By Sister Arlene Flaherty, OP, Director, Office of Justice, Peace and Integrity of Creation (JPIC)
The liturgical season we call ADVENT has a way, if we allow it, of drawing us into a special dimension of time where despite the noise around us, our spirits and hearts are drawn inward. In this space we are attuned to a deeper listening, and more vigilant with contemplative seeing.
Perhaps, this experience we call Advent, is the closest we come to that which the Celtic peoples call “the thin place,” where we are somehow graced to encounter the Divine in ways that are illuminative, spacious, mystical, and new.
Advent, as we know, is not just a liturgical season but truly a season of the human spirit- a season of the human heart. The Advent season seems singular in its capacity to summon our better angels as we experience a deeper longing emerging within that we sense is somehow connected to our desire for God.
It’s as though the deepening darkness of the season casts a spell of introspection, longing, wondering, and transformation over the rational and striving energies that often define and distort the beauty and potential of our species, our culture, our daily lives. It’s as though the journey of the Earth in her rotation around her mother star the Sun, kindles in our consciousness deeply embedded embers of memory and longing. We find ourselves asking questions such as “where have we come from? Who we are now? Who we are called to become?
The Advent season always beckons us, whether we are ready or not, to let go of what has gone before. Advent invites us to let go of what is happening now. Advents asks us to give our full contemplative consideration to the question: to what, to whom, to where is this Advent journey leading me?

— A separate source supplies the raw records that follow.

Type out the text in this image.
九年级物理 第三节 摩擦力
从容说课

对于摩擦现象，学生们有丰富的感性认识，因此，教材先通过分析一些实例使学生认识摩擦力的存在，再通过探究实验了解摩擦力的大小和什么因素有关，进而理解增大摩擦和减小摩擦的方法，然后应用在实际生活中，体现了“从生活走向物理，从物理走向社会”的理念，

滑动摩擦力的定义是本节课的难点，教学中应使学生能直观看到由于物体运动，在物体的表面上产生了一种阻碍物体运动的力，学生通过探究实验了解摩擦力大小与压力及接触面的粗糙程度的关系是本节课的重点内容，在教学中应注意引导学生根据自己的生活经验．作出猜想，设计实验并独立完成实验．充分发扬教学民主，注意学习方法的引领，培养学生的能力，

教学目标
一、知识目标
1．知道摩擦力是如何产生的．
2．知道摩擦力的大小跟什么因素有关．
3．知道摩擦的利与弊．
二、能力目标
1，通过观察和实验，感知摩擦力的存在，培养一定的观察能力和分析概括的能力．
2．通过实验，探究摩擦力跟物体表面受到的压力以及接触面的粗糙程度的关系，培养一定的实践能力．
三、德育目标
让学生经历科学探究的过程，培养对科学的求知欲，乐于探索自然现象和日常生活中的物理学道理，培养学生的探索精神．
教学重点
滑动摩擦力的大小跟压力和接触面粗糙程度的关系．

The Advent season, situated as it is in the northern hemisphere between the Fall Equinox and the Winter Solstice, draws us into a time-life sequence where twilight and darkness dominate our days. Shadows lengthen around us, and we are held in this frame by the sentinels of the season—elegant trees whose barren, dark, branches summon us to remember that we too are in transition, we too are waiting, we too are called to let go in trust, and embrace this sacred season to which our planet as well as our personal lives, now gravitate.
During this season of our planet’s migratory journey around the Sun, Earth is genuflecting to the shadow cast by her distant star. The posture of our planet is reminding us that we also must pay our respect to the deepening darkness. We too must be willing to bend and shift in order to enter the shadows this season casts in our lives in order to locate and abide in the thin yet prodigiously pregnant places where Grace and God await us this Advent.
During the Advent season, we are more frequently drawn by chill and the early nightfall to inside spaces, whether they be our home, our hearth, or the inward space that is the depths of our own hearts, our own souls, our own consciousness. As such, the Advent season draws us into liminal space, thin places where we find ourselves suspended, wondering, in-between, and awaiting what has yet to emerge.
For Reflection: How am I experiencing Advent as a “Thin Space” or a “Liminal Space?”